Sep 24, 2003 9:01 AM
|Well we all know the importance of getting proper rest and sleep but sometimes it's easier said than done. Having a busy last few weeks I haven't been getting nearly enough sleep as I should be and I notice it when I get the chance to ride. I peaked in my training a few weeks ago, riding my fastest TT with a club. After that it was all down hill... I was getting maybe 6 or 7 hours of sleep a night. My last two rides I felt totally crappy...most noticeably in my legs more than aerobically. I'm trying to get more rest but have I just wasted a bunch of training or is this fatigue more temporary and will I be back at full strength as soon as I start getting proper rest? I'm sure some of you have had this problem, any insight?
Sep 24, 2003 9:30 AM
|Well the common verbiage is that the best athletes train hard, but rest harder. I think what often happens, especially later in the season is that your body just gets tired. Thats why most people have an "off season" to recover and build base. Maybe that is where you need to be.

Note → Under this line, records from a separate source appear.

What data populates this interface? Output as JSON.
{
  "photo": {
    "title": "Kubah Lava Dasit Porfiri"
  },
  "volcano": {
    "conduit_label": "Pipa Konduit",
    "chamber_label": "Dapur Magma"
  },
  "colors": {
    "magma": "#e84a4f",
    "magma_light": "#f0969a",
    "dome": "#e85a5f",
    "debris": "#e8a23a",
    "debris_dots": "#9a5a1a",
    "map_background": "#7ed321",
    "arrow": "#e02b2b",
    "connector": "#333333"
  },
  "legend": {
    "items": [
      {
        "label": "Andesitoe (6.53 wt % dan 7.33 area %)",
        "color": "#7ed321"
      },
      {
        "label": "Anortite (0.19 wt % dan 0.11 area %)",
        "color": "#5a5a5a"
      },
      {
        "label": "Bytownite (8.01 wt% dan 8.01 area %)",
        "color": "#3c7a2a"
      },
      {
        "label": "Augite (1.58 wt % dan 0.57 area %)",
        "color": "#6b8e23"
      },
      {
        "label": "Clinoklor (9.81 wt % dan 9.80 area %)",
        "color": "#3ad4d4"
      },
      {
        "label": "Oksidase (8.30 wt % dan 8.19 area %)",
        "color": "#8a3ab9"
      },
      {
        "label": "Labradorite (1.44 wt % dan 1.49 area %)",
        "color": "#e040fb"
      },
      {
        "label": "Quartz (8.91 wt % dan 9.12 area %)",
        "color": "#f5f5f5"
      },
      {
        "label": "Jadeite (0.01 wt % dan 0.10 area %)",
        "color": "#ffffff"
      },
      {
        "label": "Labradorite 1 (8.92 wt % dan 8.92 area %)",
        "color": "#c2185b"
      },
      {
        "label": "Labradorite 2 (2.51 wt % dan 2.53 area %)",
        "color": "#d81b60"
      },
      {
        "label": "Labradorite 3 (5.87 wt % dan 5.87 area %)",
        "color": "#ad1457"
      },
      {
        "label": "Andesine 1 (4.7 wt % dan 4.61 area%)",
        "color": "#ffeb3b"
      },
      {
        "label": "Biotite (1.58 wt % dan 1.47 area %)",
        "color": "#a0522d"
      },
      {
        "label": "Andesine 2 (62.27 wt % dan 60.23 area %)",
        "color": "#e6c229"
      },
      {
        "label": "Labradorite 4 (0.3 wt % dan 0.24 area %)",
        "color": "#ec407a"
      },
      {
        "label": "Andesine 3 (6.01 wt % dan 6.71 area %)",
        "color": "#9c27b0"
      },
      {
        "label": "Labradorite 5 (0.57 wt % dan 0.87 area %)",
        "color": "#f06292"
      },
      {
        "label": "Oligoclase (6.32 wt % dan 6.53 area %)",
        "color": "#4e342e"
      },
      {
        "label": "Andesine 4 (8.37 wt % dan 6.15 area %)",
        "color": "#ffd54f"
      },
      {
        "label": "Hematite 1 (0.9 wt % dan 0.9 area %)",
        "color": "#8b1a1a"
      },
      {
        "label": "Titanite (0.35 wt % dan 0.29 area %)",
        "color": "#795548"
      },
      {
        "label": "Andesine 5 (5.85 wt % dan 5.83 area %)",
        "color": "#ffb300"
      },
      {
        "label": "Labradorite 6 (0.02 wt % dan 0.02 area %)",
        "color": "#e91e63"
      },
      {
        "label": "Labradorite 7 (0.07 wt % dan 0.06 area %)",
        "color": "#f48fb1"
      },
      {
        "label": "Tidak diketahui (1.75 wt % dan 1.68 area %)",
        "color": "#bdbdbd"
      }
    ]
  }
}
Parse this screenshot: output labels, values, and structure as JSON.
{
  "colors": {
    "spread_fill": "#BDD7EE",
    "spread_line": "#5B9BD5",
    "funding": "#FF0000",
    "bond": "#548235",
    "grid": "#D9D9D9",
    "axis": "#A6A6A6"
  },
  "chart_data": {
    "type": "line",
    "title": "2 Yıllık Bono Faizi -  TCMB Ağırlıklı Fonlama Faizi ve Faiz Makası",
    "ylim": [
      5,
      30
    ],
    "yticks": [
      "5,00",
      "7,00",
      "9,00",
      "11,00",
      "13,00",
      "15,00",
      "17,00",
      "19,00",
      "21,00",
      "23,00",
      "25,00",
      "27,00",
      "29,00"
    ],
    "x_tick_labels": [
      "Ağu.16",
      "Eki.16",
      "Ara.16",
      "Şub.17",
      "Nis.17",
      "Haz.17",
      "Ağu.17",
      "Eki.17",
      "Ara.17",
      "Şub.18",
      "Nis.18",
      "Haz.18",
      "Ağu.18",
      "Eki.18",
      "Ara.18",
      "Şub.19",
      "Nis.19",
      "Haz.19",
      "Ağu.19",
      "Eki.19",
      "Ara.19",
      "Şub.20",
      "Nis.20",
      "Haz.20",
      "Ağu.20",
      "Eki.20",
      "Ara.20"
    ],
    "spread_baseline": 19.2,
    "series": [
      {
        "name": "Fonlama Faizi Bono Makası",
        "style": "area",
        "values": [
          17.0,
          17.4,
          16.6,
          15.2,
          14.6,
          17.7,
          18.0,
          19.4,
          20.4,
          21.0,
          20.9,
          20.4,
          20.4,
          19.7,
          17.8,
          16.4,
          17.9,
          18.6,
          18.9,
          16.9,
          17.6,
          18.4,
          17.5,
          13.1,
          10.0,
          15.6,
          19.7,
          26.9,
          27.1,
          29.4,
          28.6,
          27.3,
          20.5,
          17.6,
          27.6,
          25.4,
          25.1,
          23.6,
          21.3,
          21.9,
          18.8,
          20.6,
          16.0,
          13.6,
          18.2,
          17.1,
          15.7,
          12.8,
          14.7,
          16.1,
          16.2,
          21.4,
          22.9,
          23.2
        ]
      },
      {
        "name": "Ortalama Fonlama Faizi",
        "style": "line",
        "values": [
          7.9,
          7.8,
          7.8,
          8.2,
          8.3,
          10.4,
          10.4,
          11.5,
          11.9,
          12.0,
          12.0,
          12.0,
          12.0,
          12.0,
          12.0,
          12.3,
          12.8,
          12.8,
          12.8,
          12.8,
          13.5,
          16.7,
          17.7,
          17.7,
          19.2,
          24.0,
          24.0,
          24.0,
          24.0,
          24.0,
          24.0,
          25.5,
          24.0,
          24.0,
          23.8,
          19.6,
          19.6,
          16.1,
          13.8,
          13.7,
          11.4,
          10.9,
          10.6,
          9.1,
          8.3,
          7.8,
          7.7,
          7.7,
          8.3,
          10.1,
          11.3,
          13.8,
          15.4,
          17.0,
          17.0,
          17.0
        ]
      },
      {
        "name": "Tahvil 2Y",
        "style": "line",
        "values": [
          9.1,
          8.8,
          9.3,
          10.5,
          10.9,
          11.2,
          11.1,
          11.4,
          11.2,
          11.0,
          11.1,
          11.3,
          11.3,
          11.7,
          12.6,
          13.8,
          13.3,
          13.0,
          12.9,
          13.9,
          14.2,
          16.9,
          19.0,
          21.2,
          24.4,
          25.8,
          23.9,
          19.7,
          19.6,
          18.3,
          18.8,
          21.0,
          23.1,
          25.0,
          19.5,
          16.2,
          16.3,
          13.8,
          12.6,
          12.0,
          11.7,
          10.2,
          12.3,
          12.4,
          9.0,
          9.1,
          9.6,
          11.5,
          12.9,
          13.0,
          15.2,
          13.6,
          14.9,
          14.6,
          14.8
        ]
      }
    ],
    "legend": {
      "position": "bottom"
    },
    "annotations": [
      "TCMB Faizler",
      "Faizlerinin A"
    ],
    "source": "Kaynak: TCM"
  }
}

It could be many things, however, diet... sleep, overtraining. Also may be the WAY you are training on the bike. If every ride is a hammerfest, then should it truly be considered "training". Training should be structured and focused, and be specific. If you have a bad ride on tuesday, and thus go harder than you are supposed to on Wednesday... then it basically squirrels things up. Im not real sure what training program you are on, but try and do things right with diet and rest, but if legs continue to not come back, you might consider taking a week off, or at least take a week or so off of insanely intense efforts to help your body recover.
My two cents...
|re: proper rest||Bill from WPB|
Sep 24, 2003 9:30 AM
I am pretty new to cycling, but I was a runner for 32 yrs.
and have found many things from running also hold true about cycling.
When you say you peaked, it gives me the impression that there was significant hard training and effort to lead you to this PR. Just think, you have been training very hard and you have capped that with your maximal effort to establish your new best time. That one effort might have drained you even more.
Every time I do a PR, I take at least four days completely off the bike to give the body time to recouperate. Then, I take a full week to build up my training again .
Four days off will not hurt your conditioning and it can make miracles for your recouperation.
Rest is just as important as the training itself.